# KDE-diffusion¶

Kernel density estimation is a statistical method to infer the
*true* probability density function that governs the distribution of
a random variable from discrete observations of that same entity.
The variable may have more than one component, i.e. be described by
several coordinates.

An instructive, two-dimensional example is population density, which is derived from discrete locations, such as people’s home addresses or animals encountered at specific places in the wild. A technical use case is the determination of a spatially-resolved particle flux as measured by a detector array that is sensitive to rare, individual impacts.

Kernel density estimation basically works like this: Bin the discrete
observations in a histogram. This is straightforward and takes little
computation time. Then smooth the data over the bins/grid with an
image filter that adds *adequate* blur. The shape of the filter
function is referred to as the “kernel” and its spatial extent as the
“bandwidth”. The trick is to find the optimal filter size, one that
does not smear out the data too much, but also averages over the
artifacts that are due to the discrete nature of the input.

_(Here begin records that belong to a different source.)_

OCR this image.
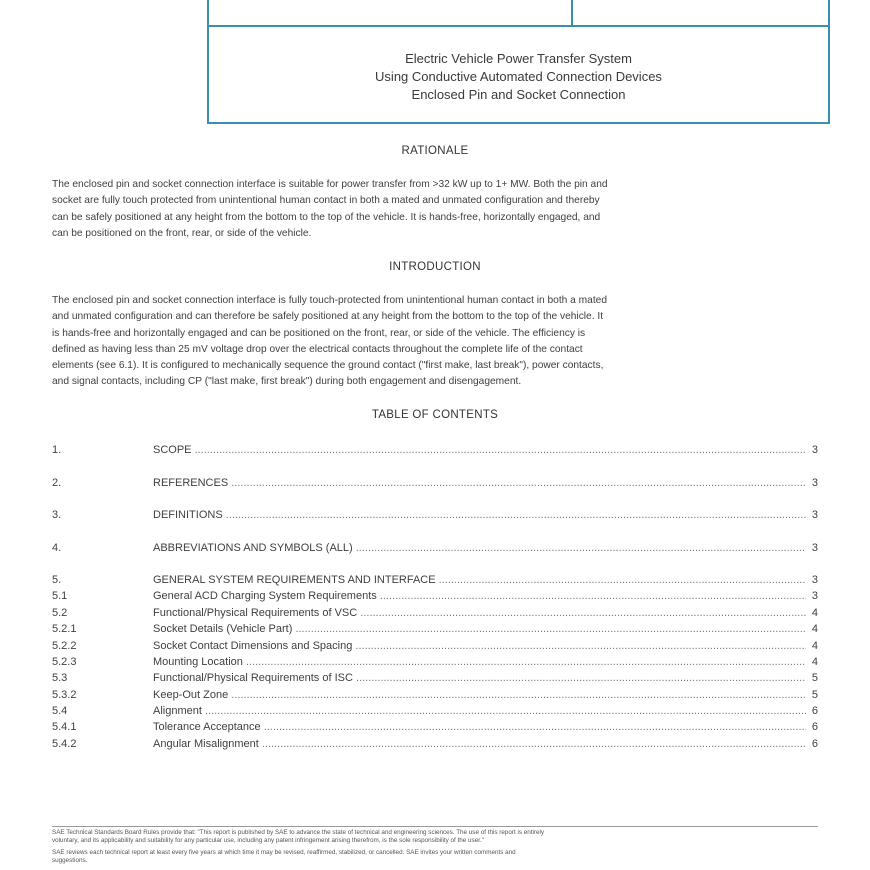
Electric Vehicle Power Transfer System
Using Conductive Automated Connection Devices
Enclosed Pin and Socket Connection
RATIONALE
The enclosed pin and socket connection interface is suitable for power transfer from >32 kW up to 1+ MW. Both the pin and
socket are fully touch protected from unintentional human contact in both a mated and unmated configuration and thereby
can be safely positioned at any height from the bottom to the top of the vehicle. It is hands-free, horizontally engaged, and
can be positioned on the front, rear, or side of the vehicle.
INTRODUCTION
The enclosed pin and socket connection interface is fully touch-protected from unintentional human contact in both a mated
and unmated configuration and can therefore be safely positioned at any height from the bottom to the top of the vehicle. It
is hands-free and horizontally engaged and can be positioned on the front, rear, or side of the vehicle. The efficiency is
defined as having less than 25 mV voltage drop over the electrical contacts throughout the complete life of the contact
elements (see 6.1). It is configured to mechanically sequence the ground contact ("first make, last break"), power contacts,
and signal contacts, including CP ("last make, first break") during both engagement and disengagement.
TABLE OF CONTENTS
1.	SCOPE .....	3
2.	REFERENCES .....	3
3.	DEFINITIONS .....	3
4.	ABBREVIATIONS AND SYMBOLS (ALL) .....	3
5.	GENERAL SYSTEM REQUIREMENTS AND INTERFACE .....	3
5.1	General ACD Charging System Requirements .....	3
5.2	Functional/Physical Requirements of VSC .....	4
5.2.1	Socket Details (Vehicle Part) .....	4
5.2.2	Socket Contact Dimensions and Spacing .....	4
5.2.3	Mounting Location .....	4
5.3	Functional/Physical Requirements of ISC .....	5
5.3.2	Keep-Out Zone .....	5
5.4	Alignment .....	6
5.4.1	Tolerance Acceptance .....	6
5.4.2	Angular Misalignment .....	6
SAE Technical Standards Board Rules provide that: "This report is published by SAE to advance the state of technical and engineering sciences. The use of this report is entirely
voluntary, and its applicability and suitability for any particular use, including any patent infringement arising therefrom, is the sole responsibility of the user."
SAE reviews each technical report at least every five years at which time it may be revised, reaffirmed, stabilized, or cancelled. SAE invites your written comments and
suggestions.
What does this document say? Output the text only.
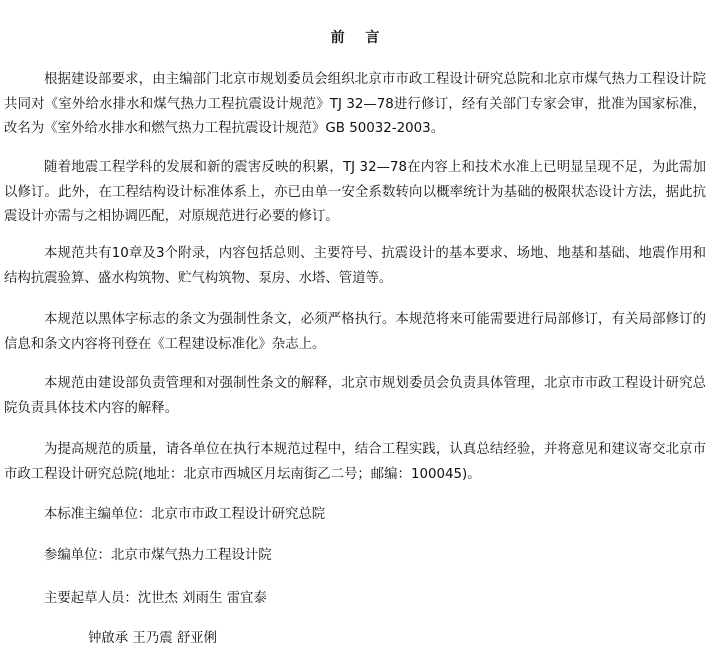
前 言

根据建设部要求，由主编部门北京市规划委员会组织北京市市政工程设计研究总院和北京市煤气热力工程设计院共同对《室外给水排水和煤气热力工程抗震设计规范》TJ 32—78进行修订，经有关部门专家会审，批准为国家标准，改名为《室外给水排水和燃气热力工程抗震设计规范》GB 50032-2003。

随着地震工程学科的发展和新的震害反映的积累，TJ 32—78在内容上和技术水准上已明显呈现不足，为此需加以修订。此外，在工程结构设计标准体系上，亦已由单一安全系数转向以概率统计为基础的极限状态设计方法，据此抗震设计亦需与之相协调匹配，对原规范进行必要的修订。

本规范共有10章及3个附录，内容包括总则、主要符号、抗震设计的基本要求、场地、地基和基础、地震作用和结构抗震验算、盛水构筑物、贮气构筑物、泵房、水塔、管道等。

本规范以黑体字标志的条文为强制性条文，必须严格执行。本规范将来可能需要进行局部修订，有关局部修订的信息和条文内容将刊登在《工程建设标准化》杂志上。

本规范由建设部负责管理和对强制性条文的解释，北京市规划委员会负责具体管理，北京市市政工程设计研究总院负责具体技术内容的解释。

为提高规范的质量，请各单位在执行本规范过程中，结合工程实践，认真总结经验，并将意见和建议寄交北京市市政工程设计研究总院(地址：北京市西城区月坛南街乙二号；邮编：100045)。

本标准主编单位：北京市市政工程设计研究总院

参编单位：北京市煤气热力工程设计院

主要起草人员：沈世杰 刘雨生 雷宜泰

钟啟承 王乃震 舒亚俐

This library provides the adaptive kernel density estimator based on linear diffusion processes for one-dimensional and two-dimensional input data as outlined in the 2010 paper by Botev et al. The reference implementation for 1d and 2d, in Matlab, was provided by the paper’s first author, Zdravko Botev. This is a re-implementation in Python, with added test coverage.

The diffusion-inspired method is particularly fast. Orders of
magnitude faster, for instance, than SciPy’s Gaussian kernel
estimator. Or those provided by Scikit-Learn. And most of
KDEpy’s — except for `FFTKDE`

, which uses a very similar
algorithm, but has no automatic bandwidth selection in dimensions
higher than one.

Automatic bandwidth selection is however key. Otherwise one may as well just apply a Gaussian filter and manually tune its size, i.e. the bandwidth, until the results look pleasing to the human eye. The bandwidth selection is what makes kernel density estimation a non-parametric method, so that we avoid making — possibly misguided — assumptions about the nature of the data.